Acute suppurative otitis media is primarily caused by bacterial infections, most commonly Streptococcus pneumoniae, Haemophilus influenzae, or Moraxella catarrhalis. These infections often follow a viral upper respiratory infection, such as a cold or flu, which can lead to Eustachian tube dysfunction. The Eustachian tube connects the middle ear to the throat and may become blocked or swollen, trapping fluid and creating an environment for bacterial growth.

Risk Factors

  • Young age (children under 3 years old are most susceptible)
  • Exposure to tobacco smoke or air pollution
  • Attendance at daycare or preschool
  • Family history of recurrent ear infections
  • Anatomical issues, such as a narrow Eustachian tube or cleft palate
  • Seasonal allergies or sinus infections

Symptoms

  • Severe ear pain or discomfort
  • Feeling of fullness or pressure in the ear
  • Temporary hearing loss or muffled sounds
  • Fever (may occur)
  • Irritability (especially in young children)

Diagnosis

Diagnosis is typically based on clinical evaluation, including a physical examination of the ear using an otoscope to assess for redness, bulging, or fluid behind the eardrum. Pneumatic otoscopy may be used to check for eardrum mobility. In some cases, tympanometry or a hearing test (audiometry) may be performed to assess middle ear function. Recurrent episodes may require additional evaluation to rule out underlying causes.

Treatment Options

Treatment often includes antibiotics to address bacterial infection, pain relievers (e.g., acetaminophen or ibuprofen) for discomfort, and observation for mild cases. Decongestants or antihistamines may be used if allergies or sinus issues contribute. For recurrent cases, further management may involve monitoring for persistent fluid or considering interventions like tympanostomy tubes.

Prognosis and Follow-Up

Most cases resolve with appropriate treatment, though recurrent episodes may require longer monitoring. Follow-up is important to ensure resolution and assess for complications, such as hearing loss or chronic otitis media.
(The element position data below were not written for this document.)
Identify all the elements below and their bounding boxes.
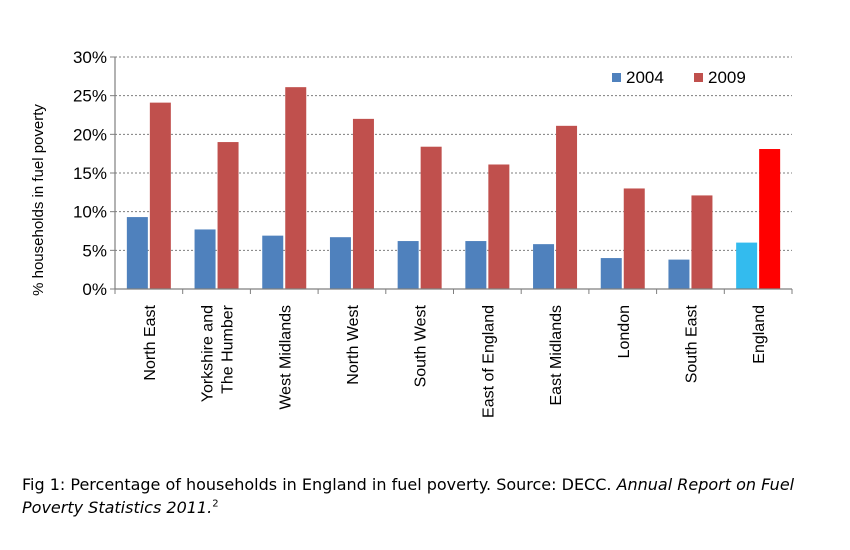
bar-2009 — [420, 146, 442, 289]
bar-2004 — [194, 229, 216, 289]
gridlines — [115, 56, 792, 251]
x-tick-label: North West — [345, 304, 362, 384]
bar-2009 — [556, 125, 578, 290]
legend-label-2004: 2004 — [626, 68, 664, 87]
bar-2009 — [149, 102, 171, 289]
caption-text: Fig 1: Percentage of households in Engla… — [22, 475, 617, 494]
bar-2004 — [600, 258, 622, 289]
bar-2004 — [397, 241, 419, 289]
bar-2009 — [623, 188, 645, 289]
y-tick-label: 5% — [82, 241, 107, 260]
x-tick-label: East Midlands — [548, 305, 565, 406]
x-tick-label: West Midlands — [277, 305, 294, 410]
legend-label-2009: 2009 — [708, 68, 746, 87]
bar-2004 — [668, 259, 690, 289]
caption-italic-title: Annual Report on Fuel Poverty Statistics… — [22, 475, 795, 517]
x-tick-labels: North East Yorkshire and The Humber West Mi… — [142, 304, 768, 418]
bar-2009 — [488, 164, 510, 289]
bar-2009 — [217, 142, 239, 289]
axes — [110, 56, 793, 294]
x-tick-label: East of England — [480, 305, 497, 418]
y-tick-label: 25% — [73, 87, 107, 106]
x-tick-label: Yorkshire and The Humber — [200, 304, 237, 402]
bars — [126, 87, 781, 290]
bar-2004 — [262, 235, 284, 289]
x-tick-label: London — [616, 305, 633, 358]
y-tick-labels: 0% 5% 10% 15% 20% 25% 30% — [73, 48, 107, 299]
y-axis-label: % households in fuel poverty — [30, 104, 47, 296]
bar-2009 — [285, 87, 307, 289]
bar-2009 — [352, 118, 374, 289]
caption-footnote: 2 — [212, 498, 219, 510]
bar-2004 — [533, 244, 555, 289]
bar-2009 — [759, 149, 781, 289]
figure-caption: Fig 1: Percentage of households in Engla… — [22, 473, 832, 519]
x-tick-label: South East — [683, 304, 700, 383]
legend: 2004 2009 — [612, 68, 746, 87]
legend-swatch-2009 — [694, 73, 703, 82]
x-tick-label: England — [751, 305, 768, 364]
bar-2009 — [691, 195, 713, 289]
bar-2004 — [126, 217, 148, 289]
bar-2004 — [465, 241, 487, 289]
y-tick-label: 10% — [73, 203, 107, 222]
legend-swatch-2004 — [612, 73, 621, 82]
y-tick-label: 15% — [73, 164, 107, 183]
x-tick-label: North East — [142, 304, 159, 380]
bar-chart: 0% 5% 10% 15% 20% 25% 30% North East Yorkshire … — [30, 48, 793, 418]
y-tick-label: 0% — [82, 280, 107, 299]
x-tick-label: South West — [413, 304, 430, 387]
bar-2004 — [736, 242, 758, 289]
y-tick-label: 20% — [73, 125, 107, 144]
bar-2004 — [329, 237, 351, 289]
y-tick-label: 30% — [73, 48, 107, 67]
Persistent symptoms or frequent recurrences may necessitate referral to an ear, nose, and throat (ENT) specialist.

Complications

  • Temporary or permanent hearing loss
  • Mastoiditis (infection of the mastoid bone)
  • Chronic otitis media
  • Tympanic membrane perforation (if rupture occurs)
  • Speech or developmental delays (in young children)

Lifestyle & Prevention

  • Avoid exposure to secondhand smoke
  • Practice good hand hygiene to reduce viral infections
  • Manage allergies or sinus issues promptly
  • Consider vaccination (e.g., pneumococcal or flu vaccines) to reduce infection risk
  • Avoid lying down with a bottle (in infants) to prevent fluid backup

When to Seek Professional Help

Seek medical attention if symptoms worsen, persist beyond 48-72 hours, or include high fever, severe pain, or signs of complications (e.g., dizziness, facial weakness). Recurrent episodes should be evaluated to determine underlying causes and appropriate management.

Tips for Medical Coders

Document the recurrence and right ear specification clearly in the medical record. Ensure the diagnosis aligns with clinical findings, including otoscopic evidence of acute infection without spontaneous rupture. Note any contributing factors (e.g., allergies, anatomical issues) that support the recurrent nature of the condition.